An ongoing lawsuit over the former Lindy Boggs Medical Center continues to stall redevelopment of the long-shuttered building, after a proposal with LSU to convert it into a cardiovascular hospital fell through, the building’s owners say.
Originally known as Mercy Hospital, Lindy Boggs Medical Center on South Jefferson Davis Parkway has been closed since Hurricane Katrina. St. Margaret’s Daughters now owns the building, and in 2013 opened a nursing home, St. Margaret’s at Mercy, just behind the old Lindy Boggs site.
Back in early 2010, St. Margaret’s was working with the MCC Group toward the construction of a hospital at the Lindy Boggs site. The MCC Group is a New Orleans-based construction company that includes among its past projects Benson Tower, the buildings at 1555 and 1515 Poydras, and buildings at most of the city’s major universities.
At that time, Louisiana State University was in support of the proposed plans for the hospital being developed by St. Margaret’s and the MCC Group, according to legal documents filed by St. Margaret’s officials and the MCC Group.
“We planned to open a cardiovascular hospital with LSU in the remaining vacant portion of the medical center,” according to a statement by Michael Gliman, director of development at St. Margaret’s. “However, in the final stages of planning, the state of Louisiana decided that it could not participate in the project, rendering it financially unfeasible – the reason likely being that our facility would have undermined the sustainability and viability of the nearby Academic Medical Center.”
Leslie Capo, director of information services for LSU Health Sciences Center, confirmed that LSU had participated in talks about the hospital.
“We had discussed providing the hospital-based services for the proposed specialty hospital,” Capo wrote in an email to Mid-City Messenger. “However, as a state institution, it was determined that the new University Medical Center would require our full resources.”
Immediately following Hurricane Katrina, preservationists had pitched the Lindy Boggs campus as a site for the Veterans Affairs Hospital, and the former Charity Hospital’s reuse as a better location for the University Medical Center. After the residential area of Lower Mid-City was ultimately chosen, however, the main Lindy Boggs building (like Big Charity) has been left unused.
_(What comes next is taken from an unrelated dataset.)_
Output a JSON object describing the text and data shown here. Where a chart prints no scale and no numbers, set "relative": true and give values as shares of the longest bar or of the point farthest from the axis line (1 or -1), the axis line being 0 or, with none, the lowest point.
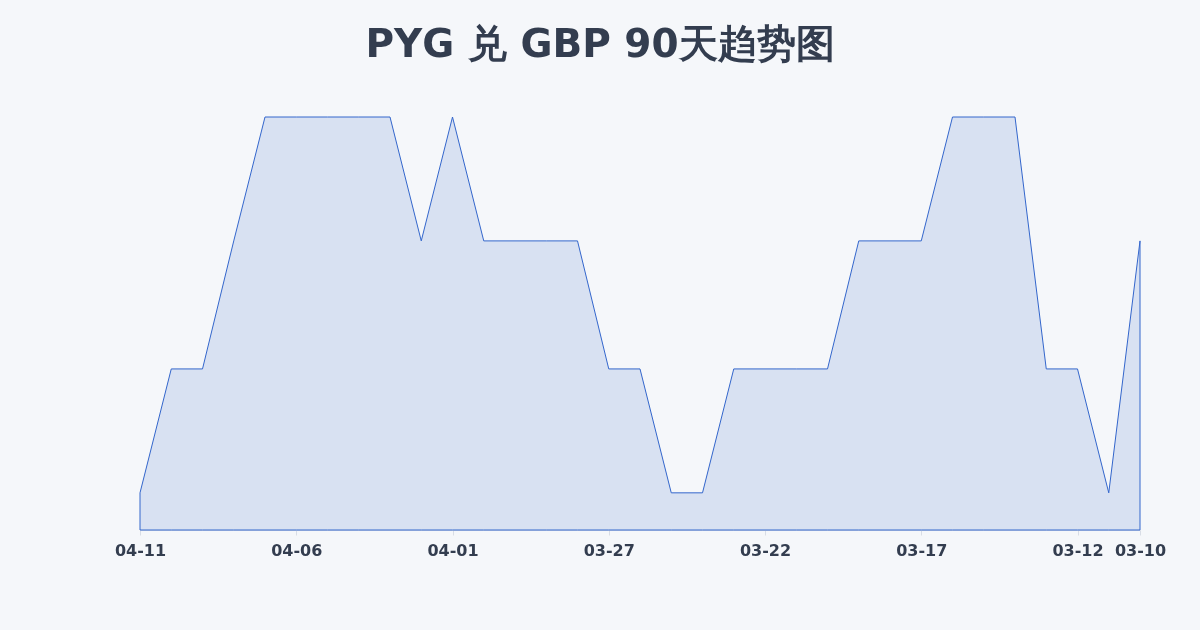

Even so, the MCC Group says a partnership remains in place for work on Lindy Boggs, in which the company will spend up to $1.5 million to develop the hospital and will have equal ownership with St. Margaret’s over the site.
St. Margaret’s, however, says it has “no continuing obligation as to the MCC Parties regarding the Mercy Site,” according to the lawsuit seeking to sever the relationship, first filed in December 2013. Once the construction plans fell through, St. Margaret’s no longer owed anything to MCC Group, the lawsuit alleges.
“The [St. Margaret’s] Parties deny the MCC Parties’ allegations as any costs incurred by way of the MCC Parties were strictly for a potential benefit from the LSU construction proposal,” the St. Margaret’s lawsuit states. “When that construction proposal did not come to fruition, the obligations of any of the [St. Margaret’s] Parties to the MCC Parties ceased.”
The MCC Group filed an answer in March 2014 to the St. Margaret’s lawsuit, stating that they had originally been working with St. Margaret’s under a draft Memorandum of Understanding based on the belief that a lease agreement that was proposed.
“The MCC Parties further aver that they worked with [St. Margaret’s] pursuant to an understanding that the STM Parties had secured a commitment form the proposed LSU Cardiovascular Center of Excellence as well as a lease agreement from LSUHS for tenant space in the clinical/medical office component,” the MCC lawsuit states.
The MCC Group specifically denies that their costs were “strictly for a potential benefit from the LSU construction proposal.” Instead, the MCC Group says that the work was done as part of their partnership with St. Margaret’s.
Now, The MCC Group says, St. Margaret’s has “breached their contractual obligations” and “breached their partnership obligations,” according to the answer filed.
With the dispute still ongoing, the litigation must be resolved first before moving forward with the property, Gilman told Mid-City Messenger.
“St. Margaret’s is eager to continue its development of the old Lindy Boggs Medical Center site, once again making it something our community can be proud of,” Gilman said. “However, there is currently some litigation involving the property that must be resolved before we can move forward. As soon as that is resolved, we’ll be able to publicly discuss plans for the site’s redevelopment.”
The condition of the property has troubled Mid-City residents for years. Councilwoman Susan Guidry told the Mid-City Neighborhood Organization last month that she and St. Margaret’s were monitoring the cleanup efforts around the site.
“They’re supposed to be getting a contractor or somebody to board up the windows,” Guidry said.
“I’ve told them that it wasn’t acceptable quite some while back, when you saw the graffiti go away is when I had absolutely thrown a fit,” Guidry said.
Guidry also mentioned that a pump has been pumping the water out of the building’s basement.
“I’ll check again on the pump, but to my understanding it’s pumping regularly now,” Guidry said.